First, the development direction of sustained and controlled release pharmaceutical preparations
A new development direction of sustained and controlled release preparations abroad is put forward, that is, the goal is to prolong the action time of drugs, facilitate medication, stabilize the blood concentration and reduce side effects, so as to improve the curative effect of patients in disease state. Such as nifedipine osmotic tablets and diltiazem hydrochloride sustained-release capsules, etc., due to the advanced sustained-release technology, they have achieved ideal medicinal properties. Therefore, the problems that should be considered when developing new sustained and controlled release preparations include:
1. Can this preparation improve the therapeutic value? That is, can the preparation reach the required release speed (unsteady release), release time (non-prolonged release time) and release site or target? 2. How does the preparation meet the above requirements? That is, are the above drug release products optimized? Is the correlation between pharmacokinetics and pharmacodynamics obtained through pharmacodynamic and pharmacological experiments, especially in disease state? 3. Is the dosage form and process selected for this preparation the most suitable for the above characteristics? Whether it includes the comprehensive consideration of pharmacoeconomics, the convenience of medication and the formulation of dosage plan.
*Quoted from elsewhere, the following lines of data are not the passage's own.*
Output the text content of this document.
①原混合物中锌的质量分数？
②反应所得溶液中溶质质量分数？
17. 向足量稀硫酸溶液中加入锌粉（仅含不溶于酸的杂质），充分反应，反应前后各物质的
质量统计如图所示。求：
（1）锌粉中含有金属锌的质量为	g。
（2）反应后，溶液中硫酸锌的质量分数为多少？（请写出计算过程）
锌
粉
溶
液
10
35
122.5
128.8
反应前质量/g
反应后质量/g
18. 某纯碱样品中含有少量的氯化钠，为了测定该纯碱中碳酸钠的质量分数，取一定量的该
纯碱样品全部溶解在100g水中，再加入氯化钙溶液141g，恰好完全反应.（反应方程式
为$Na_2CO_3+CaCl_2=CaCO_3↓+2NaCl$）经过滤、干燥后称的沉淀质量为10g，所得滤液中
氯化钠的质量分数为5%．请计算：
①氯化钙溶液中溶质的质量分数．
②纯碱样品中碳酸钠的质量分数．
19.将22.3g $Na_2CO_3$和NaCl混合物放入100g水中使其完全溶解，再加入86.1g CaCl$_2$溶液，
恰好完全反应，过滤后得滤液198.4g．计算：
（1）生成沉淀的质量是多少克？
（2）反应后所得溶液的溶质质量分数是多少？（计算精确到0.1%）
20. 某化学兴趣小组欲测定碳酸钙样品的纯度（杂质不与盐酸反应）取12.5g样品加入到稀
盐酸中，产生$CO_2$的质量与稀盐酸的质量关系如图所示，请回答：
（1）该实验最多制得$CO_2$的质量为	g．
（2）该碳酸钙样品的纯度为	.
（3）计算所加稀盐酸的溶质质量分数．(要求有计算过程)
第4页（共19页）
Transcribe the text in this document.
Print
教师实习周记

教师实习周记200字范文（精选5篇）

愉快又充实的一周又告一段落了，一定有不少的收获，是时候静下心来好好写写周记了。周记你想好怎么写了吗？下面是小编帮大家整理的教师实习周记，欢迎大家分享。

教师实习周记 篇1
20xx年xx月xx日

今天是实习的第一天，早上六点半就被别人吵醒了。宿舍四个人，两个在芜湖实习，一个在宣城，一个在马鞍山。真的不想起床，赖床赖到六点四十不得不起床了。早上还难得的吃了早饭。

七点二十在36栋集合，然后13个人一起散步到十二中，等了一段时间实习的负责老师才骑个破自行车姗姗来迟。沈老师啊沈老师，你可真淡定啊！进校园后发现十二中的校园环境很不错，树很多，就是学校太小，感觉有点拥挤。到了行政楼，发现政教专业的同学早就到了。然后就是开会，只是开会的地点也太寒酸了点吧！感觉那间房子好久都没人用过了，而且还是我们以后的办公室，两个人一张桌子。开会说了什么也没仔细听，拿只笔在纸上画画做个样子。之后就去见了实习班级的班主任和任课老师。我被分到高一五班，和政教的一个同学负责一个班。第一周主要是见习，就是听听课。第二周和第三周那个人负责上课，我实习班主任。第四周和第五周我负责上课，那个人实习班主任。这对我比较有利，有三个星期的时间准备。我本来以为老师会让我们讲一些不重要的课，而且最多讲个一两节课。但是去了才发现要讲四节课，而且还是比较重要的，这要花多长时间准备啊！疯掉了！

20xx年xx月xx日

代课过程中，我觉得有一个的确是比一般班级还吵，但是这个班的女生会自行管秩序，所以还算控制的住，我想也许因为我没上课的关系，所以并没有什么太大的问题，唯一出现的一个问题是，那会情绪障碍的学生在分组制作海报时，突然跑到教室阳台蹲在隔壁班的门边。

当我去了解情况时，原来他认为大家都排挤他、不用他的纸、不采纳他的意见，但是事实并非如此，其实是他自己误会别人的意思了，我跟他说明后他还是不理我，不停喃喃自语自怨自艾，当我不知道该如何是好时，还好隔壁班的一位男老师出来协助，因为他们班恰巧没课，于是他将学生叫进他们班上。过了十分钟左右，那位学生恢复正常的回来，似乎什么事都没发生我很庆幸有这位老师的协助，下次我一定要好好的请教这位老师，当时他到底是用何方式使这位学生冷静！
The important progress made according to this goal is the timed pulse sustained release system developed according to the time pharmacology of disease treatment. For example, the designed metoprolol sustained-release pulse preparation is administered 1 time within 24 hours and 10 at night. After 6 hours, the drug begins to release slowly, reaching the maximum blood drug concentration at 8:00- 12 in the morning, and then maintaining the effective blood drug concentration until the second administration. This is undoubtedly superior to the general sustained-release preparation in treating migraine with the highest frequency of attack in the morning. Verapamil hydrochloride osmotic pump tablets also adopted a similar design idea, using computer programs to control the timed release of drugs. However, as far as the properties of most sustained-release and new social release preparations at home and abroad are concerned, this goal is far from being achieved. Many development and research work did not involve and solve the above problems, especially the latter two problems did not attract enough attention. The development of sustained-release and controlled-release preparations puts forward high requirements for the depth of research and development, which increases the difficulty, cost and cycle of research and development to a certain extent, but high-quality products will inevitably achieve greater social and economic benefits. Nifedipine osmotic pump tablets and diltiazem hydrochloride sustained-release capsules are the top four varieties in new drugs and new systems.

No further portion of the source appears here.